Mills has pulled together five contemporary artists and one duo (Dave & Jenn) for Snap, Crackle, Pop, an exhibition that gives viewers a brief pop-culture snapshot. “It’s not meant to be exhaustive by any means,” she says. The sampler starts with Lethbridge artist Christopher Moore, who has created a series of pajama-like leisure wear that Mills refers to as “cuddle camouflage.” His work, including pink flocked grenades and fighter jets, fuzzy helmets and army boots, puts a twist on the machismo of war and the notion of masculinity.
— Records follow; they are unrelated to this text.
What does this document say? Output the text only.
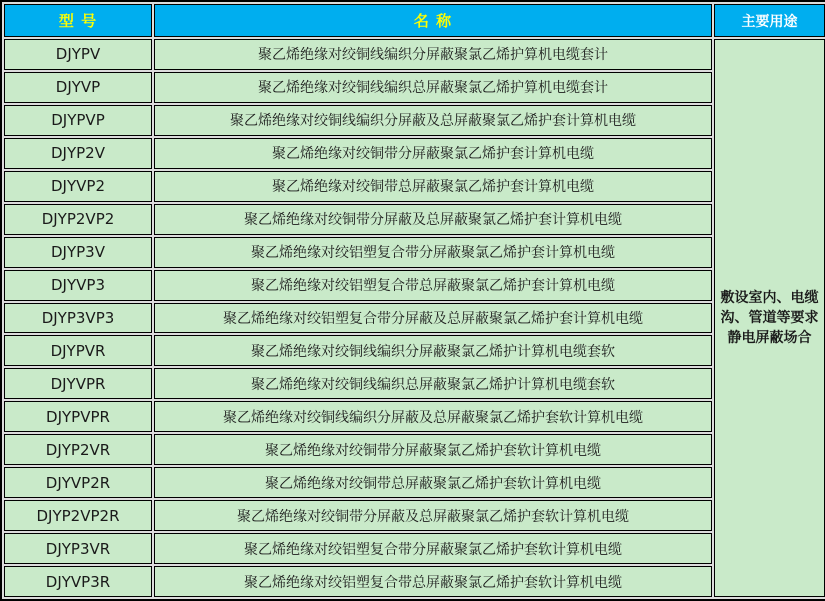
型 号	名 称	主要用途
DJYPV	聚乙烯绝缘对绞铜线编织分屏蔽聚氯乙烯护算机电缆套计	敷设室内、电缆沟、管道等要求静电屏蔽场合
DJYVP	聚乙烯绝缘对绞铜线编织总屏蔽聚氯乙烯护算机电缆套计	
DJYPVP	聚乙烯绝缘对绞铜线编织分屏蔽及总屏蔽聚氯乙烯护套计算机电缆	
DJYP2V	聚乙烯绝缘对绞铜带分屏蔽聚氯乙烯护套计算机电缆	
DJYVP2	聚乙烯绝缘对绞铜带总屏蔽聚氯乙烯护套计算机电缆	
DJYP2VP2	聚乙烯绝缘对绞铜带分屏蔽及总屏蔽聚氯乙烯护套计算机电缆	
DJYP3V	聚乙烯绝缘对绞铝塑复合带分屏蔽聚氯乙烯护套计算机电缆	
DJYVP3	聚乙烯绝缘对绞铝塑复合带总屏蔽聚氯乙烯护套计算机电缆	
DJYP3VP3	聚乙烯绝缘对绞铝塑复合带分屏蔽及总屏蔽聚氯乙烯护套计算机电缆	
DJYPVR	聚乙烯绝缘对绞铜线编织分屏蔽聚氯乙烯护计算机电缆套软	
DJYVPR	聚乙烯绝缘对绞铜线编织总屏蔽聚氯乙烯护计算机电缆套软	
DJYPVPR	聚乙烯绝缘对绞铜线编织分屏蔽及总屏蔽聚氯乙烯护套软计算机电缆	
DJYP2VR	聚乙烯绝缘对绞铜带分屏蔽聚氯乙烯护套软计算机电缆	
DJYVP2R	聚乙烯绝缘对绞铜带总屏蔽聚氯乙烯护套软计算机电缆	
DJYP2VP2R	聚乙烯绝缘对绞铜带分屏蔽及总屏蔽聚氯乙烯护套软计算机电缆	
DJYP3VR	聚乙烯绝缘对绞铝塑复合带分屏蔽聚氯乙烯护套软计算机电缆	
DJYVP3R	聚乙烯绝缘对绞铝塑复合带总屏蔽聚氯乙烯护套软计算机电缆	
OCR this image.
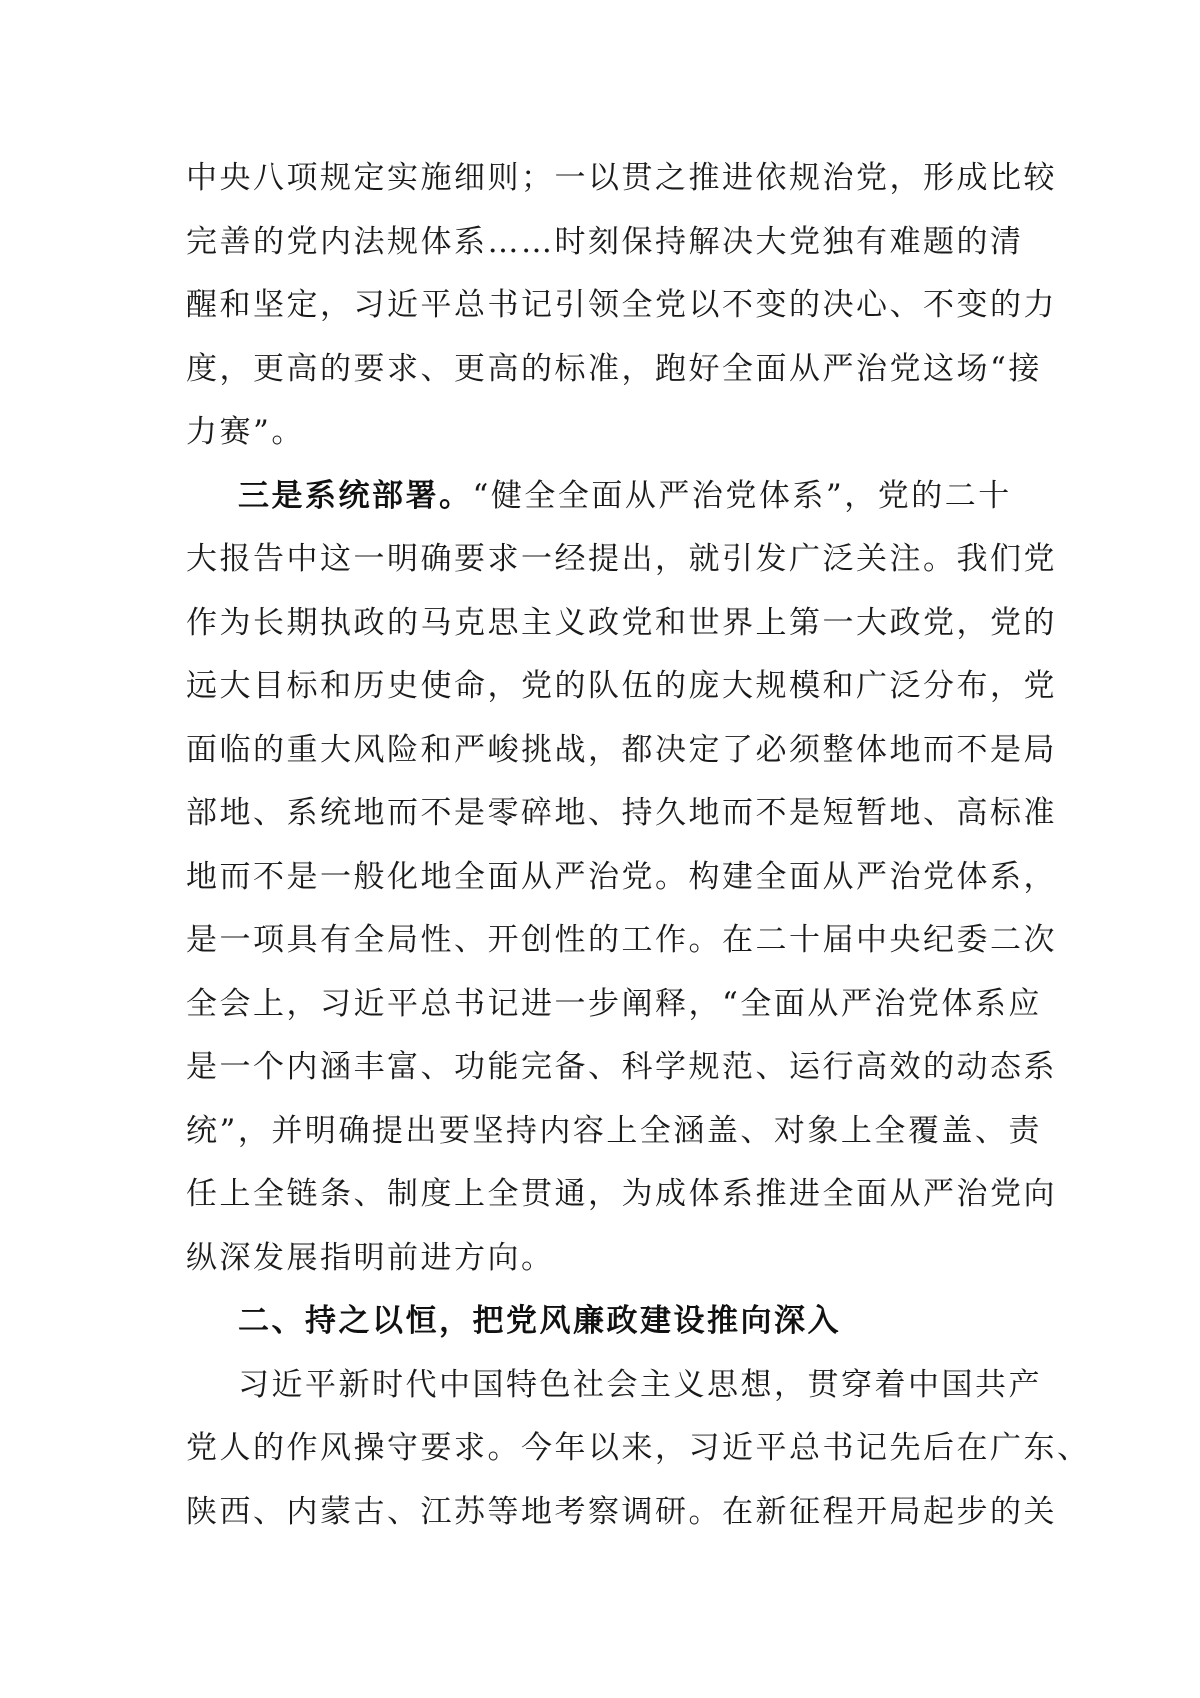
中央八项规定实施细则；一以贯之推进依规治党，形成比较
完善的党内法规体系……时刻保持解决大党独有难题的清
醒和坚定，习近平总书记引领全党以不变的决心、不变的力
度，更高的要求、更高的标准，跑好全面从严治党这场“接
力赛”。
三是系统部署。“健全全面从严治党体系”，党的二十
大报告中这一明确要求一经提出，就引发广泛关注。我们党
作为长期执政的马克思主义政党和世界上第一大政党，党的
远大目标和历史使命，党的队伍的庞大规模和广泛分布，党
面临的重大风险和严峻挑战，都决定了必须整体地而不是局
部地、系统地而不是零碎地、持久地而不是短暂地、高标准
地而不是一般化地全面从严治党。构建全面从严治党体系，
是一项具有全局性、开创性的工作。在二十届中央纪委二次
全会上，习近平总书记进一步阐释，“全面从严治党体系应
是一个内涵丰富、功能完备、科学规范、运行高效的动态系
统”，并明确提出要坚持内容上全涵盖、对象上全覆盖、责
任上全链条、制度上全贯通，为成体系推进全面从严治党向
纵深发展指明前进方向。
二、持之以恒，把党风廉政建设推向深入
习近平新时代中国特色社会主义思想，贯穿着中国共产
党人的作风操守要求。今年以来，习近平总书记先后在广东、
陕西、内蒙古、江苏等地考察调研。在新征程开局起步的关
Textile artist Shanell Papp is known around town for her crocheted corpses and other objects of homespun macabre. For this show, she’ll create crocheted blood pools and life-sized, fully detailed embroidered skeletons. “There’s definitely an element of death and disaster in her work,” Mills understates.
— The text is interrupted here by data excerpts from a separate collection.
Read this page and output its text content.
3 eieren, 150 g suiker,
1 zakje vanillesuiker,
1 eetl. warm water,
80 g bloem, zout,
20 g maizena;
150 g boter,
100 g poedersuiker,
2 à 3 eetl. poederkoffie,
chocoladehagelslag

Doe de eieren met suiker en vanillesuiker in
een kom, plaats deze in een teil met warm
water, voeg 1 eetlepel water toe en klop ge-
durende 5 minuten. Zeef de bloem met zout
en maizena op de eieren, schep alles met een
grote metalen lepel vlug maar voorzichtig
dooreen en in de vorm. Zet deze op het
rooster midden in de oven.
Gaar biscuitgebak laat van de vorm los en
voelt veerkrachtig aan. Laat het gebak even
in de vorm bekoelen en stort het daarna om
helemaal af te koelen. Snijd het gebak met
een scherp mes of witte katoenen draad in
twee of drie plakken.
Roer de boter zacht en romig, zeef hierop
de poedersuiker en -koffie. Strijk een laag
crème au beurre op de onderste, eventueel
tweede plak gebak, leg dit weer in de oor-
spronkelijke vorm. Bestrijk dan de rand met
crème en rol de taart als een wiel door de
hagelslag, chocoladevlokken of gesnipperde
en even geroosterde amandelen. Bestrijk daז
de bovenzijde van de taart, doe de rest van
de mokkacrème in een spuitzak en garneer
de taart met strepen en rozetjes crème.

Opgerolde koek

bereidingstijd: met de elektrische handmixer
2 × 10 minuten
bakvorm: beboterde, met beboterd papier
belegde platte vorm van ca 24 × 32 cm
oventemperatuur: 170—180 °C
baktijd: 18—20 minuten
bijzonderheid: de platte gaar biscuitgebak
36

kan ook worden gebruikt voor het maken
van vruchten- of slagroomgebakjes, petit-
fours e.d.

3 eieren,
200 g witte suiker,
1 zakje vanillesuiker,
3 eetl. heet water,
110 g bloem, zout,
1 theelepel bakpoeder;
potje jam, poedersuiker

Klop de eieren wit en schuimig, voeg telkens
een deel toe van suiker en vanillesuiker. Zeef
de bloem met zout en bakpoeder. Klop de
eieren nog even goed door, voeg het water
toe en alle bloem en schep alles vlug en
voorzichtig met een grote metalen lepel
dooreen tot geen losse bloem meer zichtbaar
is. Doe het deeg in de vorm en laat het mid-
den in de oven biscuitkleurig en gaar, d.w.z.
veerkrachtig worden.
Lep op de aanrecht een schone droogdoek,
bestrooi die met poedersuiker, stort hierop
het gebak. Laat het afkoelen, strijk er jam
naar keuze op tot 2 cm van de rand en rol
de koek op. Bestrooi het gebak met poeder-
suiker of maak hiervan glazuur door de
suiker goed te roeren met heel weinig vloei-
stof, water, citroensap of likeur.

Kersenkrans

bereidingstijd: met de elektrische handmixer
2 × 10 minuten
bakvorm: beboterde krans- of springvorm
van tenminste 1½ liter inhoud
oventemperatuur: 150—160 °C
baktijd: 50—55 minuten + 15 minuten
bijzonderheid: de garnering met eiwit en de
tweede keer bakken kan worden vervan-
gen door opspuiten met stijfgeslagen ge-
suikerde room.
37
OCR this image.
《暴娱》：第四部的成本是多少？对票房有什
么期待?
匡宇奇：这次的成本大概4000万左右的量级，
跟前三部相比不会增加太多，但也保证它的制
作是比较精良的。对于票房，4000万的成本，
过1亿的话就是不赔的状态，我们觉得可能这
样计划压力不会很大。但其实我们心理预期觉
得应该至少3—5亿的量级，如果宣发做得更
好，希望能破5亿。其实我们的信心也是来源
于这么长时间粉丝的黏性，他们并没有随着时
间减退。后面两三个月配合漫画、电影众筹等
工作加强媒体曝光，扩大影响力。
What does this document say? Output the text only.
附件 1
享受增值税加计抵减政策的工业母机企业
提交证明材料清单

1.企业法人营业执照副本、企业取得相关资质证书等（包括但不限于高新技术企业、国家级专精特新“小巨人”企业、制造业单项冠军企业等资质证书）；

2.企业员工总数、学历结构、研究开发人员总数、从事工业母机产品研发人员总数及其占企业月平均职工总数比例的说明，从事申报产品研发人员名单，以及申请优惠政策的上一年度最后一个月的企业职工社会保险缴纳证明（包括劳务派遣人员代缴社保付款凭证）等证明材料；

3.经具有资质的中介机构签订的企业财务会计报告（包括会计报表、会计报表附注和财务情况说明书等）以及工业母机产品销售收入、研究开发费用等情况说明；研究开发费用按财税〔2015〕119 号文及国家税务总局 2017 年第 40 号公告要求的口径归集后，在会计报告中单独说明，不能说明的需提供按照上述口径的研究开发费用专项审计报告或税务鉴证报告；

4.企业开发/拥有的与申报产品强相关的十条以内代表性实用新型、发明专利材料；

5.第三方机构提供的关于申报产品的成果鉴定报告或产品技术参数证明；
Calgary painters David Foy and Jennifer Saleik (Dave & Jenn) have collaborated on a series of colour-burst magical landscapes, many of them painted double-sided on see-through resin, and framed with model-toy tracks and figurines. For this show, their work moves myth into Canadiana for an effect Mills calls “visually fascinating.”
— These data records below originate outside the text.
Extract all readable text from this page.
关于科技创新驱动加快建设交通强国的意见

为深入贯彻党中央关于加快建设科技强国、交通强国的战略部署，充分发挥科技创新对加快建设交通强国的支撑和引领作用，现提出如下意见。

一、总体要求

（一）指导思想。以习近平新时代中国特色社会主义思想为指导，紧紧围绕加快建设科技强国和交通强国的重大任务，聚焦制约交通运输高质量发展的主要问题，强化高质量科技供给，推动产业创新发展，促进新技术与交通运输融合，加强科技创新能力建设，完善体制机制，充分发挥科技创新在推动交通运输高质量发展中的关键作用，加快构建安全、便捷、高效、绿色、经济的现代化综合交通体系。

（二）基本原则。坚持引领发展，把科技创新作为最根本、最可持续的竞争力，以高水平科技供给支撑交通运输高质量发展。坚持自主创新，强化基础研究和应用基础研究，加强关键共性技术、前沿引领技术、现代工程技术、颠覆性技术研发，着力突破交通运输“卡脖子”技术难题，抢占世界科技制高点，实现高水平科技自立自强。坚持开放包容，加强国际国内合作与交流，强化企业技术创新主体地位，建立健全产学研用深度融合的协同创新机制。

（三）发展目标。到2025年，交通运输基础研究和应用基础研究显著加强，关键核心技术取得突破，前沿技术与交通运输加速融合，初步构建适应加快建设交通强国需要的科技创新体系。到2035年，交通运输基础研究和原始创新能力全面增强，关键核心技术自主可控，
The archetypal masculine hero can be seen somewhere in the “bat” paintings of Jason Mathis, somewhere under the droopy capes and pot bellies. With their nerd glasses and stoic expressions, his figures, have an endearing, look-at-me quality. For representations of real-life heroes and villains, Lisa Brawn’s woodcuts distill machismo into a series of bold strokes. Snap, Crackle, Pop will feature pieces from her ,i>Canadiana and Quien es mas macho? series – portraits of manly men from Don Cherry to Johnny Cash.
Lethbridge artist Len Kalmanac is probably the least known of the artists in this show, but Mills describes him as a long-time contributor to the city’s scene. “He just quietly goes around making work here.” His methods are low tech and whimsical, including his series of models and dioramas that create havoc in the world of mobile habitation – the “trailers trashed” series.
“There’s a resonance between these works and these artists,” Mills says. She cites the wealth of artist-run centres that has popped up in both Calgary and Lethbridge, where these artists all got a start, as one of the catalysts for the experimental materials and ideas that permeate the work.